Quantifying whether training has been successful also is a challenge. To this end, COP currently is considering funding a project that will evaluate operators at one refinery who have used DMX against operators at a different refinery who have not. "We will try to evaluate differences in the speed and accuracy of decision-making by the two sets of operators and we hope that the data will speak for itself," notes Strobhar.
COP's member companies already are funding a project to investigate why one crew may get better performance from a plant's distributed control system (DCS) than another crew. Quantifying this, if possible, should enable highlighting the factors involved. "Some new data-mining software is being applied that correlates operator performance with DCS performance. We hope to be able to say that training leads to a more stable process."
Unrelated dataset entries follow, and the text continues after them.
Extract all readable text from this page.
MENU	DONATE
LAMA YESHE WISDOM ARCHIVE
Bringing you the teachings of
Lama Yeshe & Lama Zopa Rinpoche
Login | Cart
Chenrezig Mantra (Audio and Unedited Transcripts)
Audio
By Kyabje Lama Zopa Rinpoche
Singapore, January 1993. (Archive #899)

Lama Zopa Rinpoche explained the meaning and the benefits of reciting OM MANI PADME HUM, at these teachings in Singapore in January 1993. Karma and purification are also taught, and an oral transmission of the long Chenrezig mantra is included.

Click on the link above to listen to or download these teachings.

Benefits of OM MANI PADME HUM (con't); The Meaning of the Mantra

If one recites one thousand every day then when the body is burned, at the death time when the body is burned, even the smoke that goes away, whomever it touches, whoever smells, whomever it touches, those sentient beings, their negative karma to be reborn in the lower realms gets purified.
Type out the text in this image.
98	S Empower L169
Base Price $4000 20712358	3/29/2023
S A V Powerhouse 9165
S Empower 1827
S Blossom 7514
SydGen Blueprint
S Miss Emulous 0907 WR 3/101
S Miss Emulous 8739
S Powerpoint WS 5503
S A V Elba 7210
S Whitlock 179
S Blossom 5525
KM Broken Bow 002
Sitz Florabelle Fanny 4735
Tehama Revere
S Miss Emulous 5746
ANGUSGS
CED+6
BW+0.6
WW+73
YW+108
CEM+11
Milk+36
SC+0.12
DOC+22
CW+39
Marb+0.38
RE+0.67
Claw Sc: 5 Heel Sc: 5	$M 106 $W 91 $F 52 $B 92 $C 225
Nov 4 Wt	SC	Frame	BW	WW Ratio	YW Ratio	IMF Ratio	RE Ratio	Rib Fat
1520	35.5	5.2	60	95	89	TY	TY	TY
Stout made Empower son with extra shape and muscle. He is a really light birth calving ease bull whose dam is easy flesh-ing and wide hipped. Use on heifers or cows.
In all of COP's activities, the drive is to provide an effective feedback loop from current performance to the training system to see if training is delivering desired results. "That loop is currently missing in a lot of training. For example, we often see that well-liked training has little or no effect on operator performance. Without the feedback loop, we can never get over this."
ONE COMPANY'S OPERATOR TRAINING INITIATIVES
At Eastman Chemical Company, Kingsport, Tenn., giving operators the knowledge and skills needed requires the most training of any position at the company.
"Our operator apprentice program and structured training program for these positions are 3–4 years in length," says Laurey Conway, an Eastman training associate. Operators also must complete health, safety, environment and security training, along with area-specific post-apprenticeship and soft skills training.
As part of its drive for cost-effectiveness, Eastman since 2003 has had Northeast State Community College, Blountville, Tenn., run the operator apprentice program. Last year, the school took over the maintenance apprentice program. Sessions take place at the school's Regional Center for Advanced Manufacturing, which opened in the Fall of 2009 (Figure 1).
"We have partnered with Northeast State in the development of a chemical process operator training curriculum. This development work is part of the overall advanced manufacturing partnership (AMP) project, which is funded under an agreement with the Tennessee Department of Economic and Community Development grant through Eastman Chemical Company's Project Reinvest Initiative," adds Conway.
To find out if the operator apprentice and structured training programs are doing their jobs, Eastman uses proctored online tests and on-the-job certifications and recertifications. The company also monitors operator job performance, particularly with regard to safety, the environment and quality.
Conway notes the company also is exploring new ways to capture the skills and knowledge of its senior operating staff -- up to 200 of whom are expected to retire annually through 2015.
TAKING CONTROL OF OPERATOR TRAINING
Meanwhile, in early April, Honeywell Process Solutions (HPS), Phoenix, Ariz., announced an expansion of its in-house engineering training and development programs to help deliver qualified talent for its industrial automation business.
To contend with a maturing workforce and fewer students worldwide taking science, technology, engineering and math (STEM) courses each year, Honeywell is creating programs to develop the engineering talent of the future, including plant operators, maintenance technicians, implementation engineers, system administrators and managers.